Da ist dann wohl nichts mehr zu wollen.
Deine Spieler scheinen eben die feineren Details, die das REGELWERK bietet, als die für sie EINZIG RELEVANTE Individualisierungsmöglichkeit zu sehen. Das mag Gewohnheit, persönliche Vorliebe, mangelndes "Über den Tellerrand schauen" oder was auch immer sein. Effektiv bekommen sie von SW aber NICHT das, was sie sich wünschen.
Das bedeutet, ihr spielt miteinander lieber wieder mehr GURPS, wenn Dir daran gelegen ist, Deine Spieler glücklich zu machen. - Oder Du suchst Dir andere Spieler (das ist ja hier im Forum die übliche Antwort auf solche Probleme, mußte ich feststellen - als ob man seine FREUNDE wechselt wie seine Unterhosen!).
Savage Worlds bietet regeltechnische Elemente zur Individualisierung:
- Charakterkonzept
- Common Knowledge
- Hindrance (samt Trappings derselben)
- Edges (samt Trappings derselben)
- Skills (samt Trappings derselben)
- Powers (sowieso mit Trappings)
- Ausrüstung (samt Trappings derselben)
Und ALLES ANDERE, was zur Individualisierung gehört, wie z.B. bestimmte Sprechweisen, bestimmte Vorgehensweise im sozialen Umgang oder in Kampfszenen, fanatische Liebe zu seinem Luxusflitzer, schleppt nur Rothaarige ab, verwendet niemals Einschüchtern, auch wenn er es könnte, weil er meint, sein Charakter sei ein zu frommes Lamm dafür, muß immer die dickste Waffe des jeweiligen Settings haben und sie auch ständig mitschleppen, egal wieviel Ärger das mit den Behörden bringen mag, usw.
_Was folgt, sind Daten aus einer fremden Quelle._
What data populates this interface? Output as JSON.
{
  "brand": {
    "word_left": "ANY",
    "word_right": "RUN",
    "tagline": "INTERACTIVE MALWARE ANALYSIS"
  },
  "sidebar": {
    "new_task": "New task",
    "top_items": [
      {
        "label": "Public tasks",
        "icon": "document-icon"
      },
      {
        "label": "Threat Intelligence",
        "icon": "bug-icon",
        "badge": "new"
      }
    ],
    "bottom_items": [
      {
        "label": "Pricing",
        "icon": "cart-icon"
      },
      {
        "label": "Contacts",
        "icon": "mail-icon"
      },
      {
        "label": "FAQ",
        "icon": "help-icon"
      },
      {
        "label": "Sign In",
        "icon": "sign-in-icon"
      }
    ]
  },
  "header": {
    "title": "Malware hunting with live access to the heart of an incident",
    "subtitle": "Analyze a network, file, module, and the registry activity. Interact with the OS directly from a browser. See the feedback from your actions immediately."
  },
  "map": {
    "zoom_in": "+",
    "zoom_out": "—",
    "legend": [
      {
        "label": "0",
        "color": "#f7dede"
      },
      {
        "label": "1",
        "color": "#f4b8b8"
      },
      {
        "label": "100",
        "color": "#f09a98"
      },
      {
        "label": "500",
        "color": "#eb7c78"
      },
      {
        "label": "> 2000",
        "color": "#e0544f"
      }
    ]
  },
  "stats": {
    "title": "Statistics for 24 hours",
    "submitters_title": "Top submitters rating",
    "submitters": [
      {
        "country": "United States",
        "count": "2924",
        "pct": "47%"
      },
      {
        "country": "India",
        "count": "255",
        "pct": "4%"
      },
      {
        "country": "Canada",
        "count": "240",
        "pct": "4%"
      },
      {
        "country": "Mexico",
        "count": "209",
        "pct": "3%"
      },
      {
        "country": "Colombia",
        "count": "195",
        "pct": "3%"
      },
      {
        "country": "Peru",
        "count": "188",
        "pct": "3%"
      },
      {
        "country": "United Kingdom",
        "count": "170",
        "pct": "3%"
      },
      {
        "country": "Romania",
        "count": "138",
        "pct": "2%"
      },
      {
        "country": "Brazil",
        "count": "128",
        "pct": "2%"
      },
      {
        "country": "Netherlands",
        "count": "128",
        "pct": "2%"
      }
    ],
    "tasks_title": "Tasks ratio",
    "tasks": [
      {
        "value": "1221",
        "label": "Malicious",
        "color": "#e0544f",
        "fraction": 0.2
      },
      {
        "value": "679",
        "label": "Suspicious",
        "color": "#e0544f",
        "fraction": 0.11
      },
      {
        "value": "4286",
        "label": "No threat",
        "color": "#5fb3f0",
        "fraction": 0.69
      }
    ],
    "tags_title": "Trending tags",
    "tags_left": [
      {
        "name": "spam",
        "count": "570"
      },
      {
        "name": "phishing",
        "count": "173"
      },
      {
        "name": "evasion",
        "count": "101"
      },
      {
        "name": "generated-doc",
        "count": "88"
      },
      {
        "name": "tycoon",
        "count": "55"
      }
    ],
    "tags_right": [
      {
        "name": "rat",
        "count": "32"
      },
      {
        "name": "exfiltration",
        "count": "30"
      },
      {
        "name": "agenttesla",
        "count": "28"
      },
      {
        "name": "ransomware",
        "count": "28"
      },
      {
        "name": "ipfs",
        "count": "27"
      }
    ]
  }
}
Einiges davon könnte unter Edges/Hindrances fallen. Anderes fällt aber unter den Regel-GEBRAUCH (alle Manöver stehen JEDEM Charakter offen, doch gibt es Leute, die als ihren persönlichen Stil einfach sehr oft nur den Gegner zu entwaffnen versuchen, statt ihn mit Wild Attack zu spalten). Weiteres fällt unter "Kolorit", die Farbgebung des Charakters - und das ist die "weiche" Individualisierung, die in egal welchem Regelwerk meist keinen Mechanismus wert ist, weil sie wirklich nur die Wahl der Krawatte oder den Haarschnitt betrifft.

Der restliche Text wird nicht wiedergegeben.